There is not-quite-infinite human variability so no guarantees but BioNTech has got a 90%-ish success rate on young healthy volunteers showing no symptoms which sounds pretty good to me. The Oxford-AstraZeneca vaccine is reported to be equally effective on old people like me so I shall ask for that one.
I shall certainly take the vaccine – a couple of years ago my elder son was put on an immunosuppressant drug to treat his asthma so I want to be totally confident I can’t be a Covid-19 carrier before seeing him at short range.
Ecks, they won’t need plod to enforce it. As Rhoda says, no pass, no shopping. Those of a Christian persuasion will see the mark of the beast in what they have planned.
Changing the law is a breeze. Haven’t you noticed?
I suspect Refuseniks are in for a good few years of pain. Could be much longer, seeing as the media is completely on-narrative, so even widespread side effects and blatant lack of efficacy (not because the vaccine doesn’t work but because the epidemic has run its course) will not prise the 80% of panicked terrified mask-wearing denouncers of covidiots like us out of their comfortable paranoia.

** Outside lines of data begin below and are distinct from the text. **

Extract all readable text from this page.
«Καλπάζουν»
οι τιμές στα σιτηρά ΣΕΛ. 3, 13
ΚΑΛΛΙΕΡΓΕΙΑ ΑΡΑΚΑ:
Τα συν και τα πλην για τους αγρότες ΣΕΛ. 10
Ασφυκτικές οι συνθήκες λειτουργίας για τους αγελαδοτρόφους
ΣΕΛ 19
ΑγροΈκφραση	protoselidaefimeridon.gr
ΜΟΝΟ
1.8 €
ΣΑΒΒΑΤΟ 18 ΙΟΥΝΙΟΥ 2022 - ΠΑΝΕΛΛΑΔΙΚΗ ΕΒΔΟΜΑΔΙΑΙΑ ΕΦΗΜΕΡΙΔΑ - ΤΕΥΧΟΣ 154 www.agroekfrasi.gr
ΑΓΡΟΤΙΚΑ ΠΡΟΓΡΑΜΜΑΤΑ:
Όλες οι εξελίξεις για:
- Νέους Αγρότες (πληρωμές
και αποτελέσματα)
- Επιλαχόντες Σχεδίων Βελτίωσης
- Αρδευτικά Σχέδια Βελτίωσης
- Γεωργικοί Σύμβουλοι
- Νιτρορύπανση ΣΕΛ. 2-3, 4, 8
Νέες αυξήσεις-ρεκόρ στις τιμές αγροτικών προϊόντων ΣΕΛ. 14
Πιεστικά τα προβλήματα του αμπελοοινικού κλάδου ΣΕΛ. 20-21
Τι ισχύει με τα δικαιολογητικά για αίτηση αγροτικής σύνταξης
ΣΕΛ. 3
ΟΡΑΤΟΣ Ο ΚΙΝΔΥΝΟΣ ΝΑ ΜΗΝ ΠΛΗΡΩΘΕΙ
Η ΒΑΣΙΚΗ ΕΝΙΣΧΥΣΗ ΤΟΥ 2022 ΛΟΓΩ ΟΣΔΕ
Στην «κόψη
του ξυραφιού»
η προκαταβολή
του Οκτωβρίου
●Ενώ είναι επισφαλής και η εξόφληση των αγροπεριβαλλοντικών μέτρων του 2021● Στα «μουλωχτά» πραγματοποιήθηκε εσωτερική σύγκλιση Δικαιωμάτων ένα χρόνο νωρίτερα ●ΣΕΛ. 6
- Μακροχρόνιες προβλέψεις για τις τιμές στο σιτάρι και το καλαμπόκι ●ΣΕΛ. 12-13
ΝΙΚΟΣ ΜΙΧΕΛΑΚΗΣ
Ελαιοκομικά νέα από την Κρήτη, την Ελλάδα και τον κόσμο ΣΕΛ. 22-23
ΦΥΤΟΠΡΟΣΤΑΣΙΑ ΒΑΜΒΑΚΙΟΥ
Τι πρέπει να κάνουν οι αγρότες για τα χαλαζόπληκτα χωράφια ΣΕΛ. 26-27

I think this is possibly the first ever global mass psychosis phenomenon.
“I think this is possibly the first ever global mass psychosis phenomenon.”
Did you overlook climate change, BiG? Even our host appears to have succumbed to that one.
I don’t think that’s the same at all. 40+years of environmental schlock have seen people …
…
wait for it …
switch to bamboo coffee cups.
I’m not saying that global warming doesn’t have its fair share of swivel-eyed prophets of doom, of course it does. But the population as a whole? On a revealed preferences basis, it is very far removed from coviphrenia.